Subject: Re: [boost] [transaction] New Boost.Transaction library under discussion
From: Stefan Strasser (strasser_at_[hidden])
Date: 2010-01-19 07:23:35


Am Tuesday 19 January 2010 05:39:30 schrieb Bob Walters:
> On Mon, Jan 18, 2010 at 4:02 PM, Stefan Strasser <strasser_at_[hidden]>
wrote:
> > an exclusive lock to the entire resource could be used to upheld the
> > state of the prepare phase until commit, but there are other ways.
> > my implementation e.g. never blocks another transaction from reading an
> > object, even during commit, based on
> > http://en.wikipedia.org/wiki/Optimistic_concurrency_control and
> > http://en.wikipedia.org/wiki/Multiversion_concurrency_control
>
> How do you control atomicity with this design? i.e.

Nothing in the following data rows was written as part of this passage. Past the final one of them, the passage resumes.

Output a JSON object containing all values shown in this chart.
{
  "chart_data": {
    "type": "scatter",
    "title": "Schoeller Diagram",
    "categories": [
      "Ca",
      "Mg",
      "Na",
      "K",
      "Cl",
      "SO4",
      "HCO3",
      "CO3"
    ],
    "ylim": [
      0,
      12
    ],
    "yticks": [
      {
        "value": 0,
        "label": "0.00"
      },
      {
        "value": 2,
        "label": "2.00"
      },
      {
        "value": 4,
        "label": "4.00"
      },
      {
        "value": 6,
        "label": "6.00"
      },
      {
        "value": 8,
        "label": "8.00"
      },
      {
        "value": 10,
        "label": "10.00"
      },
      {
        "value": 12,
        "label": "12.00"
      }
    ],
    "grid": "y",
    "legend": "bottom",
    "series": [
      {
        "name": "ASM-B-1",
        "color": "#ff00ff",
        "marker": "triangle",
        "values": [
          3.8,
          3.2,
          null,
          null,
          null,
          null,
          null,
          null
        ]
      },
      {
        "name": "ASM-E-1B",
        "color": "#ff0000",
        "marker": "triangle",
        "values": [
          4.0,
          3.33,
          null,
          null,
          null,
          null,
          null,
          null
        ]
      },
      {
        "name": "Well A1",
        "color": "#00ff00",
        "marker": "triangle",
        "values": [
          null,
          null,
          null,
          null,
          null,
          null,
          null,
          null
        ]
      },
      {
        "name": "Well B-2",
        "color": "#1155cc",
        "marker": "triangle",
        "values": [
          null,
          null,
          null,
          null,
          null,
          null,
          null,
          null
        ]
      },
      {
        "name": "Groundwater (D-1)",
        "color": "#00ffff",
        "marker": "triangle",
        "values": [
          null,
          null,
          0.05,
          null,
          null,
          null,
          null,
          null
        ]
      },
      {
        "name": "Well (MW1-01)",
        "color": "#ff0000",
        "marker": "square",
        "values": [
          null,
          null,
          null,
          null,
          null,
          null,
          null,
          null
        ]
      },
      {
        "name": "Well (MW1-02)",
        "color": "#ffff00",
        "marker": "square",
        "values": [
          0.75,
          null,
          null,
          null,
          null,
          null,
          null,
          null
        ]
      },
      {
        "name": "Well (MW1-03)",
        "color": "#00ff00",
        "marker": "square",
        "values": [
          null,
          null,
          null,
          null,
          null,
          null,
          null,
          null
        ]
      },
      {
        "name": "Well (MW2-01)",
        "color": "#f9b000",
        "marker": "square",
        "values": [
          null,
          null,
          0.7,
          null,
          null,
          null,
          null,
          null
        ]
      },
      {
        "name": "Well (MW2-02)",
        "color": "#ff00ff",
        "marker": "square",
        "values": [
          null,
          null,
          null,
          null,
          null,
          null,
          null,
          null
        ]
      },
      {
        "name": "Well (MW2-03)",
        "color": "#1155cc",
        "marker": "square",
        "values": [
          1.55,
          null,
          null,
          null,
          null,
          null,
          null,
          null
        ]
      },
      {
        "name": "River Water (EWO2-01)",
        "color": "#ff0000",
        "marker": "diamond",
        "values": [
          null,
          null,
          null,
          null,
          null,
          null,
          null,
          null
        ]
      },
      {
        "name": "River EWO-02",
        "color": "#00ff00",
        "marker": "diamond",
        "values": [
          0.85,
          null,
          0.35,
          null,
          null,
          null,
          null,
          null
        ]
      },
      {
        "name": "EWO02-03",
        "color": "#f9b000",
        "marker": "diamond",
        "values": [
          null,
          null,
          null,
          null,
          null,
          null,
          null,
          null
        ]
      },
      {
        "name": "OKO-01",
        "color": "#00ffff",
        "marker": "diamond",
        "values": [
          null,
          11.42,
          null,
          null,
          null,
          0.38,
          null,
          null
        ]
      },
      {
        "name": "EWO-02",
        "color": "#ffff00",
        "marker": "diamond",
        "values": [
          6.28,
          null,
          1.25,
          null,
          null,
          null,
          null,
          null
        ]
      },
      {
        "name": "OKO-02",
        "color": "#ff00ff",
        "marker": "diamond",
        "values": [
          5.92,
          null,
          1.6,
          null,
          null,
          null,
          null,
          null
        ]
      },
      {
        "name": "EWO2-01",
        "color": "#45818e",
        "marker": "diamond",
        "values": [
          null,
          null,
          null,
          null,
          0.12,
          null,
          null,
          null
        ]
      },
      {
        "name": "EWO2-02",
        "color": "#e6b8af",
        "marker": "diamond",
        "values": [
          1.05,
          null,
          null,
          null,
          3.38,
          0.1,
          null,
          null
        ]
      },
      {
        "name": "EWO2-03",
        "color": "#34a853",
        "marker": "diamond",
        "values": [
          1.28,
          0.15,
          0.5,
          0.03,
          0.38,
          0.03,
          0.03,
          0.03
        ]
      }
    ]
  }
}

If a transaction
> modifies A and B and you are using a lock-free approach to update the
> cached versions of these objects from their shadow copies, how do
> you ensure that any other threads which might be reading A and B (or B and
> A) see the two entries consistently?

that's part of the optimistic approach, a transaction is allowed to see an
inconsistent (inter-object) state, but it is guaranteed to fail with an
isolation_exception, at commit at the latest, if it did.
(there were also pessimistic transactions once, but they fell victim to some
refactoring...)

> I'm not against throwing away portions of my code base to better unify.

I'm neither.
could you point me to your free list/allocation code? my library spends a lot
of time allocating and deallocating disk space, I guess there could be
improvements.
my logger is already pretty generic (because I planned to use it for the
storage engine log and for the log of the transaction manager for distributed
transaction). here's some example code on how to use it:

typedef mpl::vector<
  map_inserted, //must be POD
  map_entry_removed,
  ...,
> entries;

olog<entries> myolog(...);

myolog << map_inserted(1,2,3);
myolog << map_entry_removed(4,5);

---
struct listener{
  void operator()(map_inserted){
  }
  void operator()(map_entry_removed){
  }
};
ilog<entries> myilog(...);
myilog >> listener();
hidden behind olog is all the log rolling and the syncing interval stuff we've 
discussed to ensure sequential writing performance.